After all, it is not just that it is an unavoidable truth that many of Putin’s enemies end up marked for death. A regime that dislikes critics but actively loathes those it considers traitors has shown no qualms about expressing that enmity with guns, poison, bombs, and radioactive isotopes. Beyond that, though, this is a regime that seems to actively cultivate what I call “dark power,” the ability to get your way both at home and abroad through intimidation and fear, hoping that the threat of violence will obviate the need for the violence itself.

Thus, Russia’s denials tend to come with a knowing smirk and a wink, whether the claims that the “little green men” special forces capturing Crimea were locals who had simply bought Russian uniforms in army surplus stores, or the observation after the poisoning of the Skripals in London that Britain is a dangerous place for traitors: “Maybe it’s the climate, but in recent years there have been too many strange incidents with grave outcomes there. People get hanged, poisoned, they die in helicopter crashes and fall out of windows in industrial quantities.”

This implausible deniability has had its benefits for the Kremlin but also leaves it vulnerable to such gambits as Kiev’s. But what seems to have been a tactical win for Ukraine might prove something of a strategic defeat.

First of all, Moscow now gets to play the “Babchenko defense” next time its fingerprints appear to be on some similar black operation. In the past, these claims of Western false flag operations rang hollow, but now they may have a little more plausibility.

Secondly, while it is entirely understandable that Babchenko would want to do anything he could to flush out his potential killers, this was not just a police sting but also used, from the first, to score political points against the Kremlin. For a journalist to take part in an act of deception also mobilized to this end plays into the Russians’ hands. They have long claimed that journalists are not impartial witnesses of the world but instead instruments, whether of states, big business, or other vested interests. They will no doubt use this to try to further their case.
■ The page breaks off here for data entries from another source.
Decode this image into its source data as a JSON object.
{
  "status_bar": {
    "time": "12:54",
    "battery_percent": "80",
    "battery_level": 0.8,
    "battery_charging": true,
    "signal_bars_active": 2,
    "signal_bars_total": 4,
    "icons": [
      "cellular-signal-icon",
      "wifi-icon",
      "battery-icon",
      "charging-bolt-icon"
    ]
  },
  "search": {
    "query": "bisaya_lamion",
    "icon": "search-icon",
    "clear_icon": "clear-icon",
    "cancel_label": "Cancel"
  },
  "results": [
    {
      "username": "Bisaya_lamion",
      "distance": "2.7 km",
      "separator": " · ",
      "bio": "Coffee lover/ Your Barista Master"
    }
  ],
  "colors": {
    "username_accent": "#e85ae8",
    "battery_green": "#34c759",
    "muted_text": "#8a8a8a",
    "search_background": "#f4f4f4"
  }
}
After all, Moscow cannot be beaten by playing its own game. It may be tempting to try to turn its tactics of disinformation, bluff, and bluster against it, and satisfying at the time. But the Russians have been trying to cultivate the very notion that, in the words of propagandist-in-chief Dmitry Kiselyov, “this period of ‘distilled’ journalism is over.”
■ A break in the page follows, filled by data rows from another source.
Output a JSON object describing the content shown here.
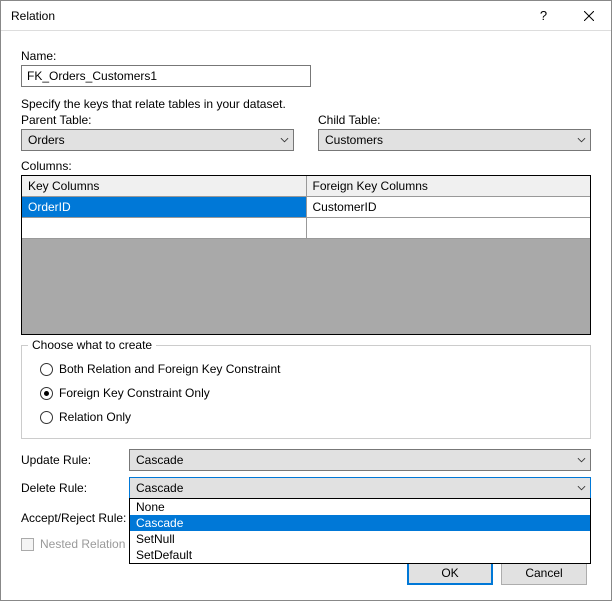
{
  "titlebar": {
    "title": "Relation",
    "help_tooltip": "?",
    "close_tooltip": "Close"
  },
  "name_section": {
    "label": "Name:",
    "value": "FK_Orders_Customers1"
  },
  "hint": "Specify the keys that relate tables in your dataset.",
  "tables": {
    "parent_label": "Parent Table:",
    "parent_value": "Orders",
    "child_label": "Child Table:",
    "child_value": "Customers"
  },
  "columns": {
    "label": "Columns:",
    "header_key": "Key Columns",
    "header_fk": "Foreign Key Columns",
    "rows": [
      {
        "key": "OrderID",
        "fk": "CustomerID",
        "selected": true
      },
      {
        "key": "",
        "fk": "",
        "selected": false
      }
    ]
  },
  "create_group": {
    "legend": "Choose what to create",
    "options": [
      {
        "label": "Both Relation and Foreign Key Constraint",
        "checked": false
      },
      {
        "label": "Foreign Key Constraint Only",
        "checked": true
      },
      {
        "label": "Relation Only",
        "checked": false
      }
    ]
  },
  "rules": {
    "update_label": "Update Rule:",
    "update_value": "Cascade",
    "delete_label": "Delete Rule:",
    "delete_value": "Cascade",
    "delete_options": [
      "None",
      "Cascade",
      "SetNull",
      "SetDefault"
    ],
    "delete_selected_index": 1,
    "accept_label": "Accept/Reject Rule:"
  },
  "nested": {
    "label": "Nested Relation",
    "enabled": false,
    "checked": false
  },
  "buttons": {
    "ok": "OK",
    "cancel": "Cancel"
  }
}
By engaging in information operations that raise questions about the objectivity and reliability of the media and even the prime minister, Kiev contributes to the growing sense that the truth is unknowable, that today’s fact is tomorrow’s myth, and that one theory, rumor, or allegation is as credible as the next.
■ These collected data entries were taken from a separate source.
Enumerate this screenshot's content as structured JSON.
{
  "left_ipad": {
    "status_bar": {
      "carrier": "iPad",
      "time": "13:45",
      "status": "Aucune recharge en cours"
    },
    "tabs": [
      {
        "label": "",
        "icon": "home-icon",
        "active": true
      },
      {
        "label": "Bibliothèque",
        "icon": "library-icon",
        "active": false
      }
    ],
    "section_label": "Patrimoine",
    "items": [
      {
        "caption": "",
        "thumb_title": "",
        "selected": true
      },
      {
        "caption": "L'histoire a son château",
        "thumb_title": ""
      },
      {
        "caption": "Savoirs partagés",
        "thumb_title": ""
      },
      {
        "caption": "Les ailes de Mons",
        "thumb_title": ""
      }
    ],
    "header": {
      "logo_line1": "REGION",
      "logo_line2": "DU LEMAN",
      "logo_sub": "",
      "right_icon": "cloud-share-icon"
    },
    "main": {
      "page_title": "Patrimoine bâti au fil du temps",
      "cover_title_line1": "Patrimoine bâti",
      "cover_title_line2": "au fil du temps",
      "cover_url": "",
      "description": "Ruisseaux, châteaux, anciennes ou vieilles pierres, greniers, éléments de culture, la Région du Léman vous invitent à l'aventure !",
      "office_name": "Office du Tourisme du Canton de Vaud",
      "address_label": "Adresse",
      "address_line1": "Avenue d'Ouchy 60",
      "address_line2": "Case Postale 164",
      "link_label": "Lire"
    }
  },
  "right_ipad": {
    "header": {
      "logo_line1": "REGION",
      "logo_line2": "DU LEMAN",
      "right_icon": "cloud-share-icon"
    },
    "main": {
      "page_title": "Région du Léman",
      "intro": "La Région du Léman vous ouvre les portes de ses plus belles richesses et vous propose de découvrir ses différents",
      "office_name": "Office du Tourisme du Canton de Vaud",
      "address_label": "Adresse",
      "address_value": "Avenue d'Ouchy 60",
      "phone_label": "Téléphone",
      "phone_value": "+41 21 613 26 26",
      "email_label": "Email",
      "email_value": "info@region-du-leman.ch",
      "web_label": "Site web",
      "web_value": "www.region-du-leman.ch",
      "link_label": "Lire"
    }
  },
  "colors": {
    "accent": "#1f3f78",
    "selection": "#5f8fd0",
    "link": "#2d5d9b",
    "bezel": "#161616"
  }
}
This is the information environment in which the Kremlin thrives. It is essentially nihilistic, less interested most of the time in convincing people of the accuracy of its facts so much as the impossibility of knowing the truth. It seeks to conjure a world in which every media source lies to further its agenda, in which every photo might be a retouched piece of propaganda, and in which every eyewitness could be an actor or a provocateur.

The answer to this is not to try to turn its tactics against it, whatever the temptation. If anything, fighting fire with fire actually hastens the burning down of the structures of credibility and professionalism on which Western media depend.

That Babchenko is still alive is great news. That someone who was trying to kill him is reportedly in custody is an excellent outcome. But to give the last word to that British police officer I spoke to, “there must have been some other way to have achieved this.” He paused, sighed. “Sometimes people can just be a bit too clever for their own good.”